作者
Monika Karczewska-Kupczewska,Natalia Lelental,Agnieszka Adamska,Agnieszka Nikołajuk,Irina Kowalska,Maria Górska,R Zimmermann,Johannes Kornhuber,Marek Strączkowski,Piotr Lewczuk
摘要
Abstract Background Accumulating body of evidence suggests pathophysiologic links between Alzheimer's disease and diabetes mellitus (DM). For example, the two crucial peptides playing a role in both degenerative disorders, amyloid β (Aβ) and insulin, are metabolized by the same enzyme, insulin degrading enzyme.

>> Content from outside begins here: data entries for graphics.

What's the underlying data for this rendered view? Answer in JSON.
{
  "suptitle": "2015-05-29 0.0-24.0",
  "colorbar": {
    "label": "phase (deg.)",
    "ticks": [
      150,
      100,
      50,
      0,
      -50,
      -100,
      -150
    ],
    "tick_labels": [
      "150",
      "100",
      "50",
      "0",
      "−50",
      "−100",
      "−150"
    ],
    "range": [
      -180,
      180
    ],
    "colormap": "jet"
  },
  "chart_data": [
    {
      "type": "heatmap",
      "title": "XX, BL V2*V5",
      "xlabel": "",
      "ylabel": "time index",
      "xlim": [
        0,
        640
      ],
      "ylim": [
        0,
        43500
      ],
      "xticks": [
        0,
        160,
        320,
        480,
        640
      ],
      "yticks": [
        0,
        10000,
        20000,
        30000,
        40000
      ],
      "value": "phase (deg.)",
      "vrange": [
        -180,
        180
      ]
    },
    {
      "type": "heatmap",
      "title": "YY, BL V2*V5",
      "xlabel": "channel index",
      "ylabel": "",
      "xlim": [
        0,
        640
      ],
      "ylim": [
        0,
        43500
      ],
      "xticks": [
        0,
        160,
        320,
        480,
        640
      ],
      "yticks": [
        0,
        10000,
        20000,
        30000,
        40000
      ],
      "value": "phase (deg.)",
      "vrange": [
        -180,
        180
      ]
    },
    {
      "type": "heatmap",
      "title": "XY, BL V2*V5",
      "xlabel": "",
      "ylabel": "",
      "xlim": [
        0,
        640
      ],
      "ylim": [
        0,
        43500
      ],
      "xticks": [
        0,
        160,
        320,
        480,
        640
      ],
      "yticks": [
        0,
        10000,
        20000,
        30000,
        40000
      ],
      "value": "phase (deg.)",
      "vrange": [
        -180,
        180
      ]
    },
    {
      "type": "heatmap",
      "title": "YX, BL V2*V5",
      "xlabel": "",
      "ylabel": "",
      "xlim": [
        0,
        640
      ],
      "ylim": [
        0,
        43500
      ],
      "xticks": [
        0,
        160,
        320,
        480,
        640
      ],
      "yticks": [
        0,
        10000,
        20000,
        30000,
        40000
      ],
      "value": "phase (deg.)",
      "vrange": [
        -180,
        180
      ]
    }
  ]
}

Euglycemic hyperinsulinemic clamp is a method of estimating insulin sensitivity, based on the assumption that during steady‐state hyperinsulinemic euglycemia, glucose infusion rate equals tissue glucose uptake, that is, the higher the glucose infusion rate, the higher the insulin sensitivity. Objective The aim of this study was to analyze the influence of insulin on the plasma concentrations of Aβ peptides. Methods Blood samples were collected from 20 healthy young male volunteers before insulin infusion (clamp) and then at 120 and 360 minutes. In the second protocol, insulin was accompanied by Intralipid, which is mainly a mixture of triacylglycerols, and heparin, given as an activator of lipoprotein lipase, inducing insulin resistance. Analyses of plasma Aβ1‐42, Aβx‐42, Aβ1‐40, and Aβx‐40 were performed with multiplexing technology. Furthermore, concentrations of the Aβ peptides in healthy persons were compared with those in 16 type 1 DM patients receiving chronic insulin therapy. Results When applied alone (i.e., without Intralipid), insulin infusion increased concentrations of Aβ42 (full length and N‐terminally shortened) but not of Aβ40. When combined with Intralipid, infusion of insulin resulted in increased concentrations of all peptides (nonsignificant tendency in case of Aβx‐40). We did not observe differences between Aβ peptide concentrations in healthy subjects and those in type 1 DM patients. Conclusion Infusion of insulin in nonphysiologic high doses increases plasma concentrations of Aβ peptides; in case of Aβ40, only when applied together with Intralipid, which perhaps might be explained by hypothetical shift of insulin degrading enzyme activity from degradation of Aβ peptides to the degradation of insulin.